Das Gut in Neujugelow

Wer sich Neujugelow aus Richtung Altjugelow kommend näherte, stieß als erstes auf das rechts der Straße gelegene Gut.

Bis wenige Jahre nach der Jahrtausendwende standen noch Teile der langgestreckten Stallungen und war die einstige Hofanalage ohne Gutshaus erkennbar. Wenn mein Großvater Fuhraufträge für das Gut erledigte, war mein Vater oft mit ihm auf dem Gutsgelände und gelangte dabei auch in das Innere des Gutshauses. Nach seinen Schilderungen war dieses mit dunklem Holz getäfelt. Die Anordnung der Gebäude wurde auf dem Foto zur Veranschaulichung markiert. Heute erinnert nichts mehr an die Jahrhunderte alte Geschichte dieses Platzes. Lediglich die unmittelbar angrenzende fußballfeldgroße Koppel für Fohlen und Kälber ist- von einer Buchenhecke gesäumt- gut erkennbar. Zum Gut gehörten ehemals die Vorwerke Pottack, Malenz, Ruhleben und der als Schäferei angelegte spätere Ortsteil Friedrichsfelde.

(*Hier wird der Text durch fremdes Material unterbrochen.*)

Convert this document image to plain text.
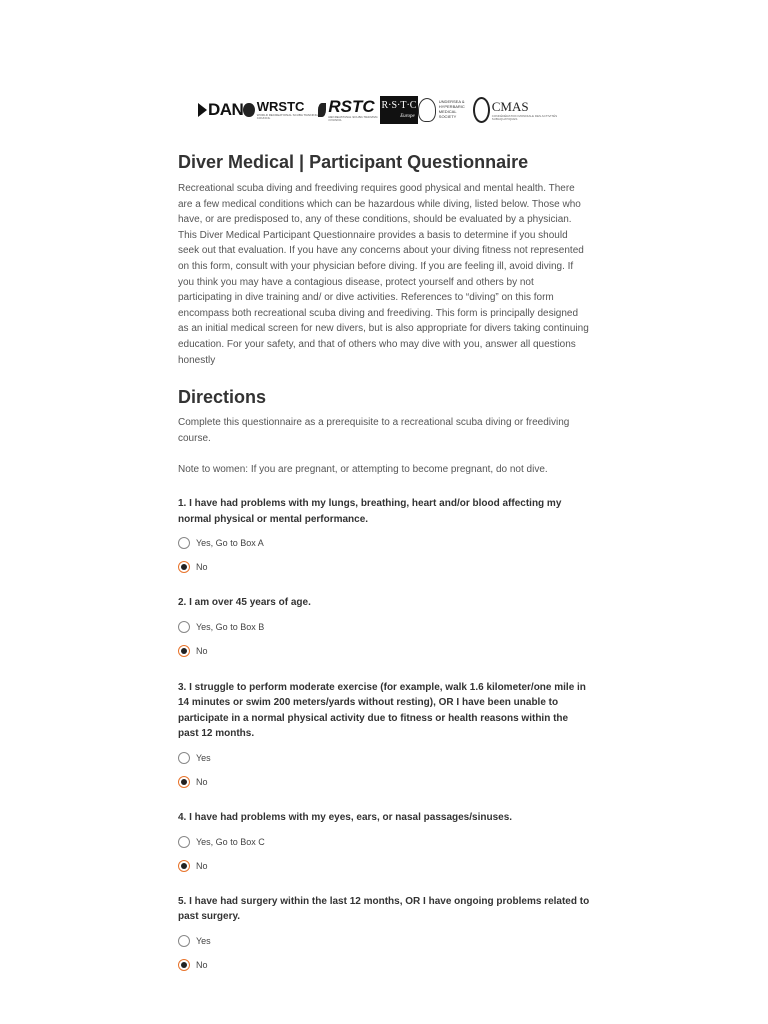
DAN WRSTC
WORLD RECREATIONAL SCUBA TRAINING COUNCIL
RSTC
RECREATIONAL SCUBA TRAINING COUNCIL
R·S·T·C
Europe
UNDERSEA & HYPERBARIC MEDICAL SOCIETY
CMAS
CONFÉDÉRATION MONDIALE DES ACTIVITÉS SUBAQUATIQUES
Diver Medical | Participant Questionnaire

Recreational scuba diving and freediving requires good physical and mental health. There are a few medical conditions which can be hazardous while diving, listed below. Those who have, or are predisposed to, any of these conditions, should be evaluated by a physician. This Diver Medical Participant Questionnaire provides a basis to determine if you should seek out that evaluation. If you have any concerns about your diving fitness not represented on this form, consult with your physician before diving. If you are feeling ill, avoid diving. If you think you may have a contagious disease, protect yourself and others by not participating in dive training and/ or dive activities. References to “diving” on this form encompass both recreational scuba diving and freediving. This form is principally designed as an initial medical screen for new divers, but is also appropriate for divers taking continuing education. For your safety, and that of others who may dive with you, answer all questions honestly

Directions

Complete this questionnaire as a prerequisite to a recreational scuba diving or freediving course.

Note to women: If you are pregnant, or attempting to become pregnant, do not dive.

1. I have had problems with my lungs, breathing, heart and/or blood affecting my normal physical or mental performance.

Yes, Go to Box A
No

2. I am over 45 years of age.

Yes, Go to Box B
No

3. I struggle to perform moderate exercise (for example, walk 1.6 kilometer/one mile in 14 minutes or swim 200 meters/yards without resting), OR I have been unable to participate in a normal physical activity due to fitness or health reasons within the past 12 months.

Yes
No

4. I have had problems with my eyes, ears, or nasal passages/sinuses.

Yes, Go to Box C
No

5. I have had surgery within the last 12 months, OR I have ongoing problems related to past surgery.

Yes
No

Der letzte Besitzer des Restgutes- Oswald Zander- wird als „baumlanger“ Mann beschrieben. Nach Einmarsch der sowjetische Streitkräfte soll er sich in der Nähe versteckt gehalten haben. Mein Vater berichtet, dass die Kinder miterlebten, wie Oswald Zander von drei bewaffneten Polen, gefesselt durch den Ort geführt wurden. Während sich die Gruppe in Richtung des (neuen) Friedhofes bewegte, folgten die Kinder ihnen seitlich durch die Wiesen. Einer der Männer gab schließlich Schüsse ab, um die Kinder zu vertreiben. Die Kinder verloren die Gruppe daraufhin aus den Augen. Schließlich fielen weitere Schüsse am Friedhof. Oswald Zander wurde außerhalb des Friedhofes, an einer Ecke der Feldsteinmauer begraben. Noch heute lässt eine Bodeneinsenkung sein Grab für ein geübtes Auge erkennen.

Für Emmka

 

Dies ist das einzige erhaltene Foto, das eine Teilansicht des Wohnhauses meiner Großeltern zeigt. Im Vordergrund Tante Irma, eine Schwester meiner Großmutter, die oft und gern mit ihren Kindern aus Berlin zu Besuch kam. Der Großvater holte sie stets mit dem Fuhrwerk am Bahnhof der Stolpetalbahn in Budow ab. Bei der Person im Hintergrund handelt es sich um Emmka, das Dienstmädchen  der Familie. Ihr vollständiger Name und ihre Herkunft sind nicht bekannt. Sie wurde von allen stets nur  „Emmka“ gerufen. Als die Familie das Fuhrwerk bereit machen musste, um vor der herannahenden Front zu  flüchten -so schilderte meine Tante- hatte Emmka Angst, den Hof zu verlassen und war durch nichts dazu zu bewegen, mit auf den Wagen zu steigen. Emmka blieb allein auf dem Hof zurück. Jener Teil des Trecks, dem meine Großeltern angehörten, flüchtete durch den Wald in Richtung Lupow. Damit führte der Fluchtweg den herannahenden sowjetischen Streitkräften genau entgegen. Nach Plünderung, Wegnahme der Pferde und Gefangennahme meines Großvaters, kehrte meine Großmutter mit den Kindern zu Fuß nach Hause zurück. Der unmittelbar am  Ortseingang gelegene Hof war zu diesem Zeitpunkt bereits  von den Sowjets besetzt, als Truppenquartier genutzt und wurde schließlich angezündet. Meine Großmutter und die Kinder, denen ein deutsch sprechender Offizier zunächst ein Zimmer zugebilligt hatte, mussten ohnmächtig zusehen, wie der gesamte Hof mit allem Vieh ein Opfer der Flammen wurde. Ihnen blieb ihr nacktes Leben erhalten. Emmkas Leiche wurde erst einige Zeit später im angrenzenden Wald von Herrmann Schwede gefunden. “Schwedes Herrmann“, der oft bei meinen Großeltern vorbei schaute, trug nach Schilderung meines Vaters stets eine gründe Lodenjacke und einen Jägerhut. Sein Name ist auf den Transportlisten 1947 verzeichnet.

Herrmann Schwede und meine Großmutter haben Emmka an Ort und Stelle im Wald am Hexenberg bestattet. Ihr sind diese Zeilen gewidmet.